I don't really understand why my last post was closed as it is just a drawing and not real! Sorry anyway.


----------



## krela (Sep 9, 2011)

I don't know either, it wasn't me.

Would you mind keeping to one thread for your drawings in the future though, we don't need a new thread for each drawing.


----------



## st33ly (Sep 9, 2011)

Yea thats fine


----------



## st33ly (Sep 28, 2011)

The Old Lighthouse (New)


----------



## krela (Sep 28, 2011)

st33ly said:


> The Old Lighthouse (New)



I love it! Best one yet imo.


----------



## st33ly (Sep 28, 2011)

Thanks Krela. I have another 2 or 3 for uploading in the next week or so


----------



## st33ly (Oct 3, 2011)

Turn Back.


----------



## DigitalNoise (Oct 4, 2011)

love your style St33ly!!


----------



## st33ly (Oct 30, 2011)

A newish one with no name:






I thought I would add colour to this one just to see how it looked. I think this much colour is too much, what do you lot think? By the way I cannot paint to save my life so it's pencils for me.


----------



## krela (Oct 30, 2011)

Would you consider donating one to me for my wall? hahaha

I actually like the colour but personally think there needs to be a little more contrast between the different colours you've used. That's just me though.


----------



## st33ly (Oct 30, 2011)

I will think about it . 

Yes I see what you mean about using bolder more striking colours. I only used what I could find which just so happend to be the rubbish colours lol. Ohhwell it was just a quickie, I'll do some more when I have paper .


----------



## st33ly (Nov 1, 2011)

One I weren't so happy with (4 months old)

Hoarders Cupboard


----------



## krela (Nov 1, 2011)

st33ly said:


> I will think about it .
> 
> Yes I see what you mean about using bolder more striking colours. I only used what I could find which just so happend to be the rubbish colours lol. Ohhwell it was just a quickie, I'll do some more when I have paper .

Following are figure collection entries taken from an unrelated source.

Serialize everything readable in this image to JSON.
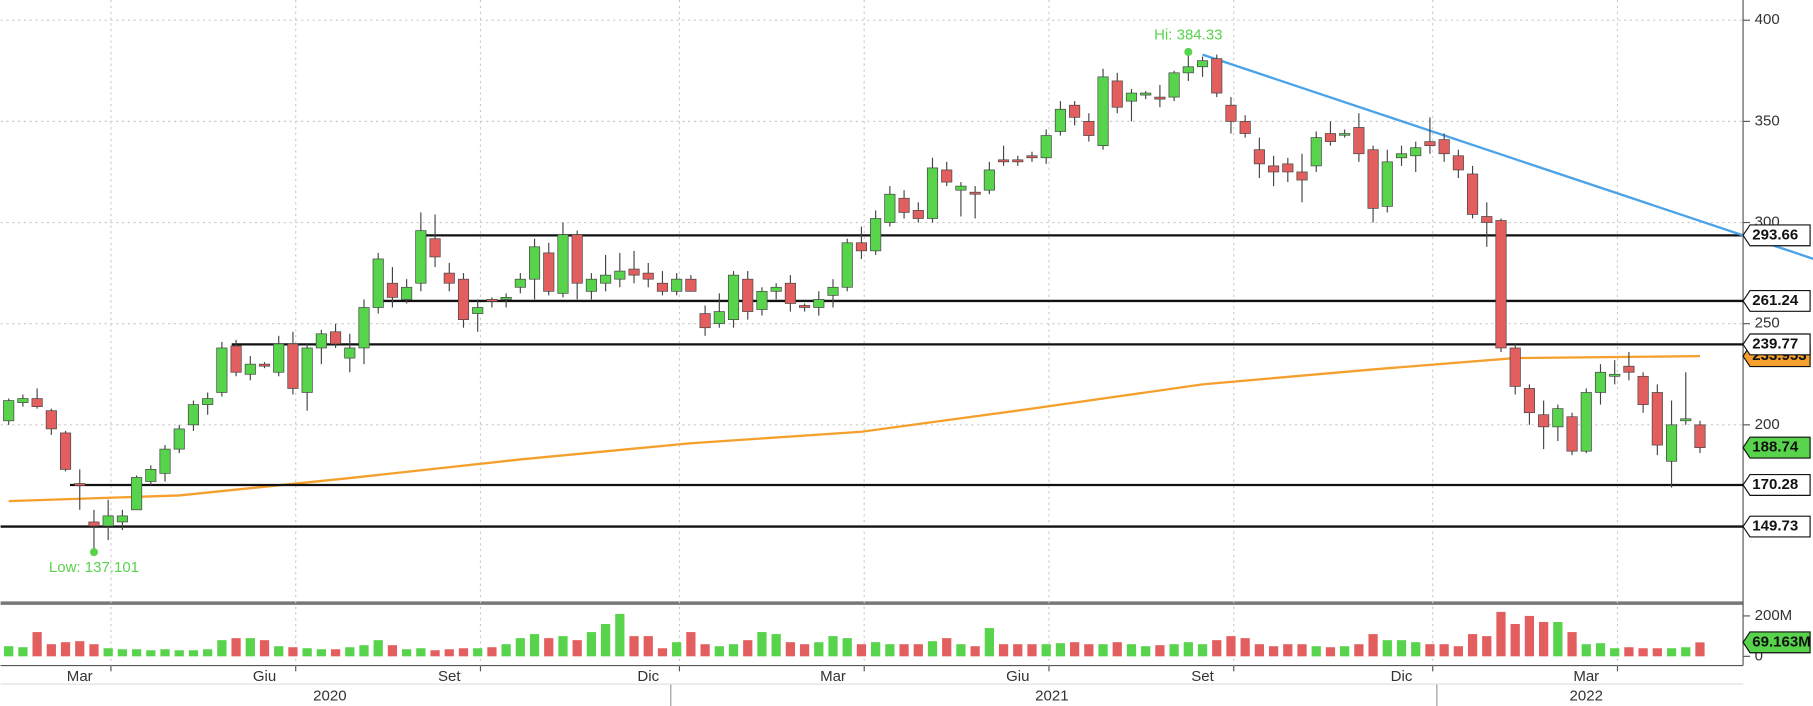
{
  "chart_data": {
    "type": "candlestick",
    "open": [
      202,
      211,
      213,
      207,
      196,
      171,
      152,
      150,
      152,
      158,
      172,
      176,
      188,
      200,
      210,
      216,
      239,
      225,
      230,
      226,
      240,
      216,
      238,
      246,
      233,
      238,
      258,
      270,
      262,
      270,
      292,
      275,
      272,
      255,
      262,
      262,
      268,
      272,
      285,
      265,
      294,
      266,
      270,
      272,
      277,
      275,
      270,
      266,
      272,
      255,
      250,
      252,
      272,
      257,
      266,
      270,
      259,
      258,
      264,
      268,
      290,
      286,
      300,
      312,
      306,
      302,
      326,
      316,
      315,
      316,
      331,
      331,
      333,
      332,
      345,
      358,
      350,
      338,
      370,
      360,
      363,
      362,
      362,
      374,
      377,
      381,
      358,
      350,
      336,
      328,
      329,
      325,
      328,
      344,
      344,
      347,
      336,
      308,
      332,
      333,
      340,
      341,
      333,
      324,
      303,
      301,
      238,
      218,
      205,
      199,
      204,
      187,
      216,
      224,
      229,
      224,
      216,
      182,
      202,
      200
    ],
    "high": [
      213,
      215,
      218,
      208,
      197,
      178,
      158,
      163,
      158,
      175,
      180,
      190,
      200,
      212,
      216,
      241,
      242,
      234,
      231,
      244,
      246,
      240,
      247,
      250,
      245,
      262,
      285,
      278,
      272,
      305,
      304,
      280,
      275,
      262,
      263,
      265,
      275,
      292,
      290,
      300,
      296,
      275,
      284,
      285,
      286,
      280,
      276,
      275,
      274,
      259,
      265,
      276,
      276,
      268,
      270,
      274,
      260,
      266,
      272,
      292,
      298,
      306,
      318,
      316,
      310,
      332,
      330,
      320,
      318,
      330,
      338,
      333,
      335,
      346,
      360,
      360,
      354,
      376,
      374,
      366,
      365,
      368,
      375,
      384.33,
      382,
      383,
      362,
      353,
      342,
      333,
      332,
      334,
      345,
      350,
      346,
      354,
      338,
      336,
      338,
      340,
      352,
      344,
      336,
      328,
      310,
      302,
      240,
      220,
      212,
      210,
      206,
      218,
      230,
      232,
      236,
      226,
      220,
      212,
      226,
      202
    ],
    "low": [
      200,
      209,
      208,
      195,
      177,
      158,
      137.101,
      143,
      148,
      158,
      170,
      172,
      186,
      197,
      205,
      214,
      224,
      222,
      228,
      224,
      215,
      207,
      230,
      238,
      226,
      230,
      255,
      258,
      260,
      266,
      278,
      266,
      248,
      246,
      258,
      258,
      265,
      262,
      264,
      263,
      262,
      262,
      266,
      268,
      270,
      268,
      264,
      264,
      266,
      244,
      248,
      248,
      252,
      254,
      262,
      256,
      256,
      254,
      258,
      266,
      282,
      284,
      298,
      302,
      300,
      300,
      318,
      303,
      302,
      314,
      328,
      328,
      330,
      329,
      343,
      348,
      340,
      336,
      354,
      350,
      361,
      357,
      360,
      370,
      372,
      362,
      344,
      342,
      322,
      318,
      320,
      310,
      325,
      338,
      342,
      330,
      300,
      305,
      328,
      325,
      334,
      330,
      322,
      302,
      288,
      236,
      215,
      200,
      188,
      192,
      185,
      186,
      210,
      220,
      222,
      206,
      185,
      169,
      200,
      186
    ],
    "close": [
      212,
      213,
      209,
      198,
      178,
      170,
      150,
      155,
      155,
      174,
      178,
      188,
      198,
      210,
      213,
      238,
      226,
      230,
      229,
      240,
      218,
      238,
      245,
      240,
      238,
      258,
      282,
      263,
      268,
      296,
      283,
      270,
      252,
      258,
      261,
      263,
      272,
      288,
      266,
      294,
      270,
      272,
      274,
      276,
      274,
      272,
      266,
      272,
      266,
      248,
      256,
      274,
      256,
      266,
      268,
      260,
      258,
      262,
      268,
      290,
      286,
      302,
      314,
      305,
      302,
      327,
      320,
      318,
      314,
      326,
      330,
      330,
      332,
      343,
      356,
      352,
      343,
      372,
      357,
      364,
      364,
      361,
      374,
      377,
      380,
      364,
      350,
      344,
      329,
      325,
      325,
      321,
      342,
      340,
      344,
      334,
      307,
      330,
      334,
      337,
      338,
      334,
      326,
      304,
      300,
      238,
      219,
      206,
      199,
      208,
      187,
      216,
      226,
      225,
      226,
      210,
      190,
      200,
      203,
      188.74
    ],
    "volume": [
      50,
      45,
      120,
      60,
      70,
      75,
      60,
      40,
      35,
      35,
      30,
      35,
      30,
      30,
      35,
      80,
      90,
      90,
      80,
      50,
      45,
      40,
      35,
      35,
      45,
      55,
      80,
      55,
      35,
      40,
      30,
      35,
      40,
      40,
      45,
      60,
      90,
      110,
      90,
      100,
      80,
      120,
      160,
      210,
      100,
      100,
      40,
      70,
      120,
      60,
      50,
      60,
      80,
      120,
      110,
      70,
      60,
      70,
      100,
      90,
      60,
      70,
      60,
      60,
      60,
      75,
      90,
      60,
      50,
      140,
      60,
      60,
      60,
      60,
      65,
      70,
      60,
      60,
      70,
      60,
      50,
      55,
      60,
      70,
      60,
      80,
      100,
      90,
      60,
      50,
      60,
      60,
      50,
      45,
      50,
      60,
      110,
      80,
      80,
      70,
      60,
      60,
      50,
      110,
      100,
      220,
      160,
      200,
      170,
      170,
      120,
      60,
      65,
      40,
      45,
      40,
      40,
      40,
      45,
      69.163
    ],
    "volume_last_label": "69.163M",
    "colors": {
      "up": "#57d34c",
      "down": "#e35f5f",
      "ma": "#f5a02c",
      "trend": "#4aa3e8"
    },
    "ylim": [
      113,
      410
    ],
    "yticks": [
      200,
      250,
      300,
      350,
      400
    ],
    "y2lim": [
      -40,
      246
    ],
    "y2ticks": [
      {
        "value": 200,
        "label": "200M"
      },
      0
    ],
    "grid": true,
    "levels": [
      293.66,
      261.24,
      239.77,
      170.28,
      149.73
    ],
    "ma": {
      "at": [
        0,
        12,
        24,
        36,
        48,
        60,
        72,
        84,
        96,
        106,
        119
      ],
      "values": [
        162.3,
        165.1,
        173.7,
        182.9,
        190.9,
        196.6,
        208,
        220,
        227.4,
        233,
        233.953
      ]
    },
    "trendline": {
      "at": [
        84,
        127
      ],
      "values": [
        383,
        282
      ]
    },
    "hi": {
      "label": "Hi: 384.33",
      "value": 384.33,
      "at": 83
    },
    "low_mark": {
      "label": "Low: 137.101",
      "value": 137.101,
      "at": 6
    },
    "months": [
      {
        "label": "Mar",
        "at": 5
      },
      {
        "label": "Giu",
        "at": 18
      },
      {
        "label": "Set",
        "at": 31
      },
      {
        "label": "Dic",
        "at": 45
      },
      {
        "label": "Mar",
        "at": 58
      },
      {
        "label": "Giu",
        "at": 71
      },
      {
        "label": "Set",
        "at": 84
      },
      {
        "label": "Dic",
        "at": 98
      },
      {
        "label": "Mar",
        "at": 111
      }
    ],
    "years": [
      {
        "label": "2020",
        "at": 22.6
      },
      {
        "label": "2021",
        "at": 73.4
      },
      {
        "label": "2022",
        "at": 111
      }
    ]
  }
}
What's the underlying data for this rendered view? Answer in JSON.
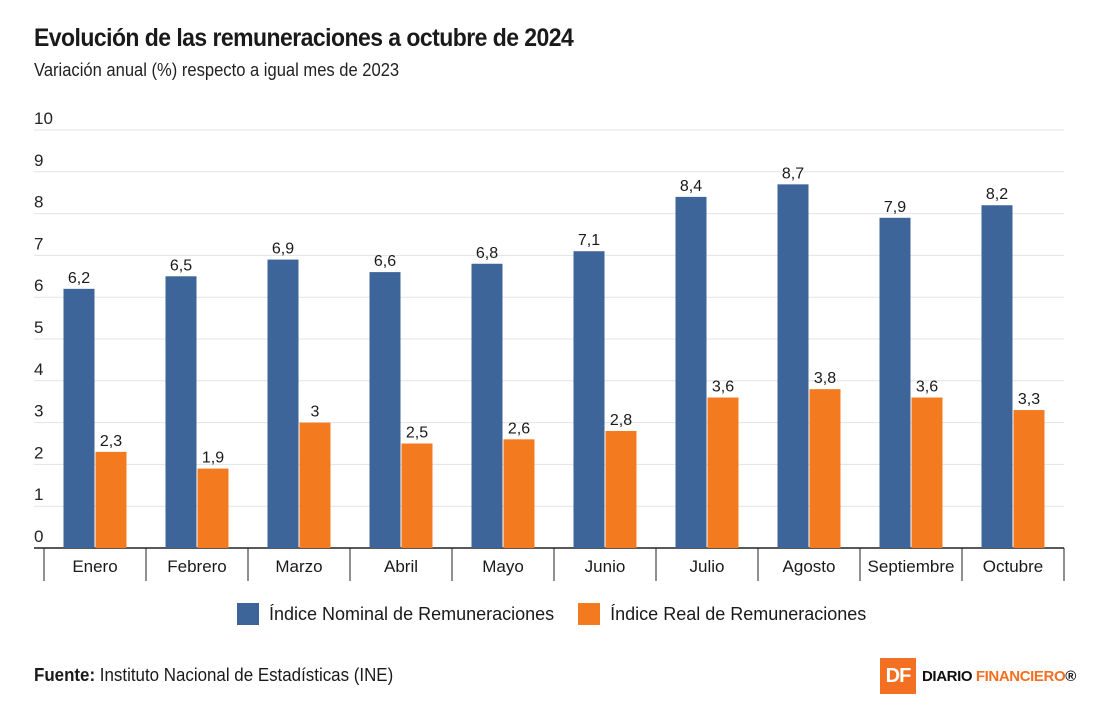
{
  "header": {
    "title": "Evolución de las remuneraciones a octubre de 2024",
    "subtitle": "Variación anual (%) respecto a igual mes de 2023"
  },
  "chart_data": {
    "type": "bar",
    "categories": [
      "Enero",
      "Febrero",
      "Marzo",
      "Abril",
      "Mayo",
      "Junio",
      "Julio",
      "Agosto",
      "Septiembre",
      "Octubre"
    ],
    "series": [
      {
        "name": "Índice Nominal de Remuneraciones",
        "values": [
          6.2,
          6.5,
          6.9,
          6.6,
          6.8,
          7.1,
          8.4,
          8.7,
          7.9,
          8.2
        ],
        "labels": [
          "6,2",
          "6,5",
          "6,9",
          "6,6",
          "6,8",
          "7,1",
          "8,4",
          "8,7",
          "7,9",
          "8,2"
        ],
        "color": "#3e6599"
      },
      {
        "name": "Índice Real de Remuneraciones",
        "values": [
          2.3,
          1.9,
          3.0,
          2.5,
          2.6,
          2.8,
          3.6,
          3.8,
          3.6,
          3.3
        ],
        "labels": [
          "2,3",
          "1,9",
          "3",
          "2,5",
          "2,6",
          "2,8",
          "3,6",
          "3,8",
          "3,6",
          "3,3"
        ],
        "color": "#f47a20"
      }
    ],
    "yticks": [
      "0",
      "1",
      "2",
      "3",
      "4",
      "5",
      "6",
      "7",
      "8",
      "9",
      "10"
    ],
    "ylim": [
      0,
      10
    ],
    "grid": true,
    "legend": "bottom"
  },
  "source": {
    "label": "Fuente:",
    "text": " Instituto Nacional de Estadísticas (INE)"
  },
  "logo": {
    "mark": "DF",
    "word1": "DIARIO ",
    "word2": "FINANCIERO",
    "trademark": "®"
  }
}
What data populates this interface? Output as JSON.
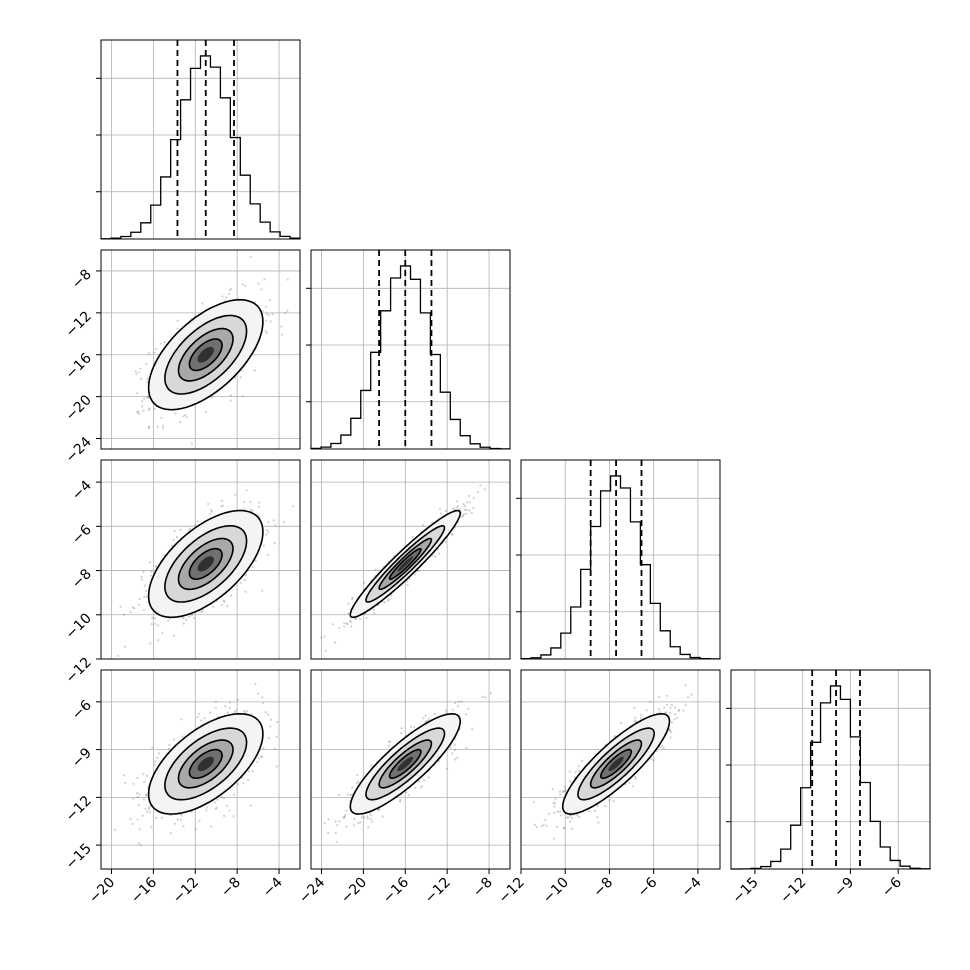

Sorry I didn't see this reply earlier. I would offer to pay a comission but I have zero money lol.

Keep posting them, I love them anyway.


----------



## st33ly (Nov 1, 2011)

Haha it's ok. We are all in the same boat then as i'm broke too. 

I will keep DP updated


----------



## Munchh (Nov 1, 2011)

No critique regarding the colour but................................the black and whites are so much better with your style of artwork, it's part of what defines you for me. 

Might be worth you trying to find a sponsor to set up a small display once you feel you have a sufficient catalogue. I would certainly want to come see it.

I don't know if you're unique but you're definitely one of a few.

In the meantime, please do keep posting here, it will be very satisfying to be able to say 'I knew him when.........'


----------



## st33ly (Nov 1, 2011)

Munchh said:


> No critique regarding the colour but................................the black and whites are so much better with your style of artwork, it's part of what defines you for me.
> 
> Might be worth you trying to find a sponsor to set up a small display once you feel you have a sufficient catalogue. I would certainly want to come see it.
> 
> ...




Cheers mate . 

I like just the simple black on white the most too. I thought i'd give colour ago though to try it out. I've tried colour in just one part of a drawing too and that looks better I think than the whole pic coloured.

I've wanted to do an exhibition for a while, just a small one as none of my drawings go any bigger than A4 and because i've had to sell alot of them in order to live. 

It could be a while or never until your saying anything like that lol.


----------



## Seahorse (Nov 3, 2011)

kathyms said:


> hi, my drawings
> 
> 
> 
> ...



Straying a wee bit off topic, I'm somewhat amused to find you are "tittled", Kathy.


----------



## st33ly (Nov 4, 2011)

I found abit of paper today so I thought i'd draw on it . I've now ran out of ink and paper so this will be the last pic for abit. Hope you like it:


----------



## st33ly (Nov 9, 2011)

Not derelict but still grimey and industrial.

Powerplant






Sorry about the background.


----------



## Urban Witness (Nov 9, 2011)

this is a real unique style and i like it!,, they also remind me of that pictures you used to get where the clack was like a felt type material and you got a few colour pens with it to colour them in.. keep up the great work mate!


----------



## st33ly (Nov 20, 2011)

Can anyone guess what this kind of looks like?


----------